You may have heard that new one from Hank Williams III on his Damn Right, Rebel Proud CD about the Grand Ole Opry “not being so grand anymore.” It is, in effect, a fight song for some well-meaning fans who’ve organized to demand that his granddad, Hank Sr., suspended by the Opry for cause in August 1952, be “reinstated” by today’s Opry management. It’s a peculiar “countrier than thou” sort of demand (as Robbie Fulks might put it), since nobody dead is ever a member of a radio show cast, even if they had been a working part of the cast when they died.
(Two smarter ways to honor Hank right now would be to visit the excellent “Family Tradition” exhibit on all things Williams at the Country Music Hall of Fame, or to check out the new Hank Williams: The Unreleased Recordings box set of Hank Sr. “Mother’s Best” radio-show performances.)
The Grand Ole Opry, I’d argue, is the ongoing, commercial country music performance enterprise that is most cognizant of the music’s history and tradition while being, in a flight of gripping sanity and self-preservation, attentive at the same time to its present and future.

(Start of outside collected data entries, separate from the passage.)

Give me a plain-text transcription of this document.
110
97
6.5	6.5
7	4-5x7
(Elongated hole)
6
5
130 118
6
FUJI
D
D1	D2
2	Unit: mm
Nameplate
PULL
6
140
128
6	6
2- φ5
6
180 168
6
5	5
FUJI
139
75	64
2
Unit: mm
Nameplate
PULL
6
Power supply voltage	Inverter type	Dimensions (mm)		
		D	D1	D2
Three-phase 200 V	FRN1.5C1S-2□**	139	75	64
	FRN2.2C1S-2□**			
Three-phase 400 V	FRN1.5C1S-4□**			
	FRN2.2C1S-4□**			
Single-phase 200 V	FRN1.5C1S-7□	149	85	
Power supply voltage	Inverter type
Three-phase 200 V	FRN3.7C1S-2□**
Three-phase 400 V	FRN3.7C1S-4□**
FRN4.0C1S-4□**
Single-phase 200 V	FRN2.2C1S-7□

Sometimes, no question, its efforts to balance these things can be awkward. On November 1, the 60th anniversary of beloved Opry icon Little Jimmy Dickens was marked, a unique milestone. Dickens has been a winning belter of near-rocking novelty songs, an often extraordinary and nuanced singer of heartbreak ballads, and a comedian with a great sense of timing – if not always as good a sense of when to retire specific jokes. He was already there when his friend Hank Williams first took the Opry stage.
The anniversary salute show was aired on the prime-time GAC television segment, with George Jones and Brad Paisley and Trace Adkins on hand. But with current viewing audiences clearly in mind, the proceedings featured stars saying nice things about him and then singing their own hits – in Paisley’s case, at least ones for which Dickens had appeared in the videos. Nobody took the step of singing Dickens’ great songs for him; not a “Hillbilly Fever” stomper or a “Farewell Party” heartbreaker either. (Couldn’t they have had Gene Watson, who also sings it so memorably, do that?) But the point is, quibbles aside, they did mark the occasion.
It’s remarkable to me that the Opry is so often taken to task for not “respecting” its older performers enough; the recently settled brouhaha about how often Stonewall Jackson appears on the show set off another round of that grumbling. But where else is there an ongoing show that has veterans who’ve not had hits in decade on at all, let alone regularly? (Sometimes seen even past the point where the vocal qualities that brought them there are always detectable.) Further, the Opry is instituting an additional night of shows next year, on Thursdays, dedicated to additional performances of classic songs by the vets so many rightly come to the Opry to see.
Most of the contemporary performers inducted into the regular cast in the past several years have been precisely those with a strong sense of both tradition and contemporary tastes: Del McCoury, Brad Paisley, Josh Turner, Dierks Bentley, and, for that matter, Mel Tillis, to name a few. If the only thing to be said for the Opry were that it recognized tradition, the institution would be buying itself a one-way ticket to oblivion. (Round-trips for that destination are rarely for sale.)
The place is not just about country history. It’s easy, if all you ever see or hear is the hourlong Saturday-night telecasts, to figure that a never-ending succession of just-signed major-label pop country acts, many of them more lookers than distinctive performers, is what the Opry is now “about.” But the full shows, from all nights, can be heard live online on WSM radio, where they’re also archived. And then the fuller – and real – picture emerges.
Last May 2, I was among the attendees who caught the warmly-greeted Opry debut of Justin Townes Earle. After being introduced by George Hamilton IV (”Here’s a very talented young man on a very special night for him”), Justin wowed them with “Hard Livin’” and “I Don’t Know”, which had both codgers and kids in the audience clapping along. On September 27, among the acts that host Marty Stuart had on the show to mark his own 50th birthday were the rising African-American old-time string band Carolina Chocolate Drops, on their second visit; the audience response to their fast packed stomper “Sandy Gap” was, well, loud and fast stomping. During the summer, the Opry featured Tift Merritt, Elizabeth Cook (a semi-regular), Kieran Kane and John Cowan on nights they appeared at the free Plaza parties outside the big hall.
You see, with the Grand Ole Opry, being the still-vital vaudeville show it is, faced with a variety of choices, the show fundamentally just says yes. If country music is going to have a present and future as well as a past, I’d say that’s the way to go.